Web Scrapers are used to help Yioop get to the most important content on a web page during. When Yioop crawls it tries to extract the most important content of a page into a succinct summary. It then indexes just this summary. Web pages generated by a content management system such as Wordpress have a reasonably standard format and a web scraper can be used to isolated the sub-portion of a web page which is more likely to have useful content. Below we describe how to use Web Scraper activity to make a new scraper or view existing one.

Name is what to call the scraper that is being defined. A Web Scraper must have a Name, the Signature and Scrape Rules fields are optional but at least one of them must be present for the web scraper to have effect while crawling.

Signature is used to detect when a particular Web Scraper should be used. It should consist of an XPath query which would evaluate to a non-empty set of elements in the case of a page the scraper might work for.

Priority is used to determine which scraper to apply to a web page when a page matches multiple scraper signatures. Yioop chooses the highest (larger) priority scraper that matches. If two scrapers have the same priority it would choose the first one it found matching. The priority dropdown allows one to set the priority of a scraper.

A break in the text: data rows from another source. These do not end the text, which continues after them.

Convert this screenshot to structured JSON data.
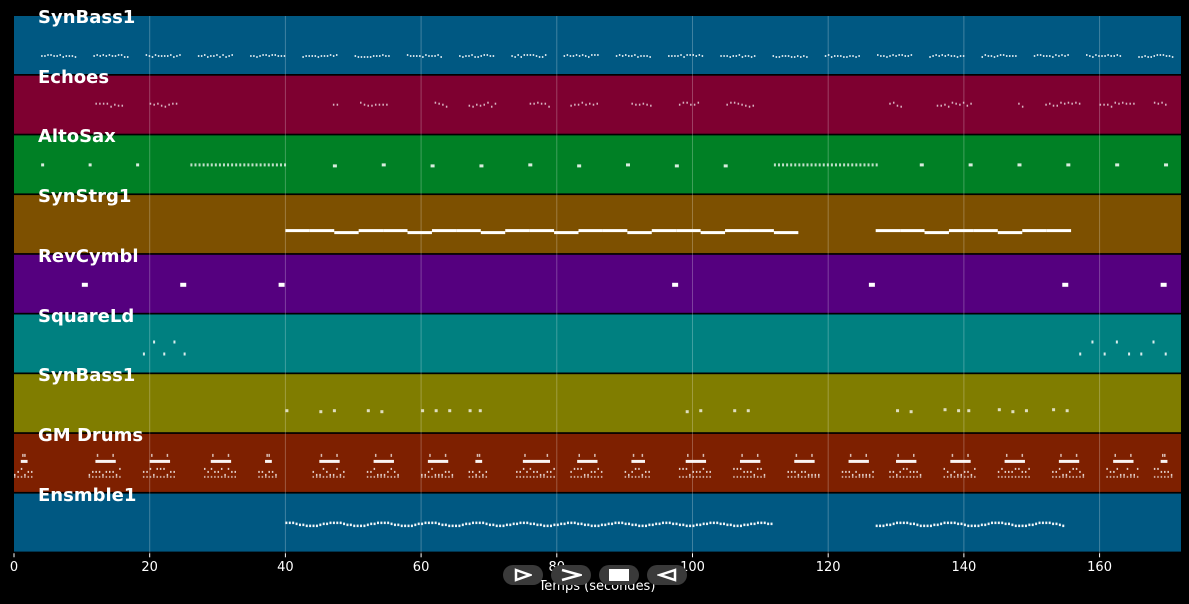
{
  "x_axis": {
    "label": "Temps (secondes)",
    "ticks": [
      "0",
      "20",
      "40",
      "60",
      "80",
      "100",
      "120",
      "140",
      "160"
    ],
    "max_seconds": 172
  },
  "tracks": [
    {
      "name": "SynBass1",
      "color": "#005882",
      "pattern": "bass"
    },
    {
      "name": "Echoes",
      "color": "#7e0030",
      "pattern": "echo"
    },
    {
      "name": "AltoSax",
      "color": "#008025",
      "pattern": "sax"
    },
    {
      "name": "SynStrg1",
      "color": "#7d5000",
      "pattern": "strings"
    },
    {
      "name": "RevCymbl",
      "color": "#55007f",
      "pattern": "cymbal"
    },
    {
      "name": "SquareLd",
      "color": "#008080",
      "pattern": "lead"
    },
    {
      "name": "SynBass1",
      "color": "#807d00",
      "pattern": "bass2"
    },
    {
      "name": "GM Drums",
      "color": "#7e2000",
      "pattern": "drums"
    },
    {
      "name": "Ensmble1",
      "color": "#005882",
      "pattern": "ensemble"
    }
  ],
  "controls": {
    "play_icon": "play-icon",
    "forward_icon": "forward-icon",
    "stop_icon": "stop-icon",
    "back_icon": "back-icon"
  }
}
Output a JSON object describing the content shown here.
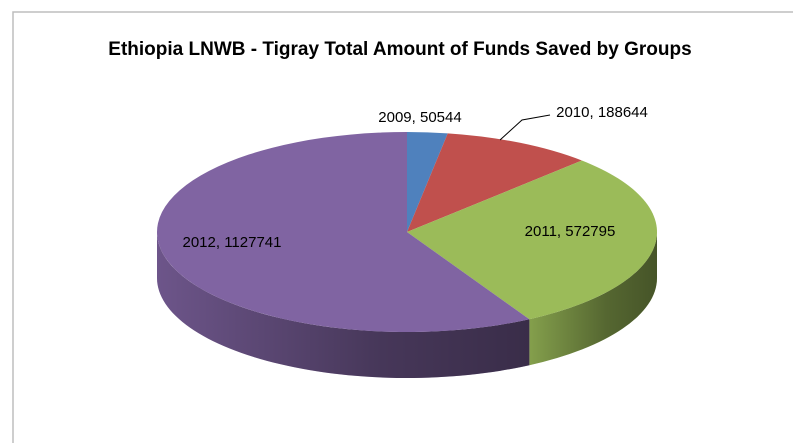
{
  "chart_data": {
    "type": "pie3d",
    "title": "Ethiopia LNWB - Tigray Total Amount of Funds Saved by Groups",
    "categories": [
      "2009",
      "2010",
      "2011",
      "2012"
    ],
    "values": [
      50544,
      188644,
      572795,
      1127741
    ],
    "value_labels": [
      "2009, 50544",
      "2010, 188644",
      "2011, 572795",
      "2012, 1127741"
    ],
    "colors": [
      "#4f81bd",
      "#c0504d",
      "#9bbb59",
      "#8064a2"
    ]
  }
}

Text XPath is used to specify an xpath to the most important content of a page for summarization.

Delete XPaths is used to specify xpaths, one per line, of content under the Text Xpath portion of the web page, that should be non considered for summarizations.

Extract Fields is used to specify a sequence of rules to extract to specific fields in the summary. Each rule should be on a line by itself and have the format: NAME_OF_SUMMARY_FIELD = SOME_XPATH. The meaning of such a rule compute the xpath on the original document and concatenate the text contents of the resulting nodes into NAME_OF_SUMMARY_FIELD in the summary. For example,

 SITE_NAME=//meta[@property='og:site_name']/@content

would take the value of the content attribute of all meta tags with property attribute having value og:site_name, concatenate them as a string, and store the key SITE_NAME with value this string in the pages summary when it is indexed.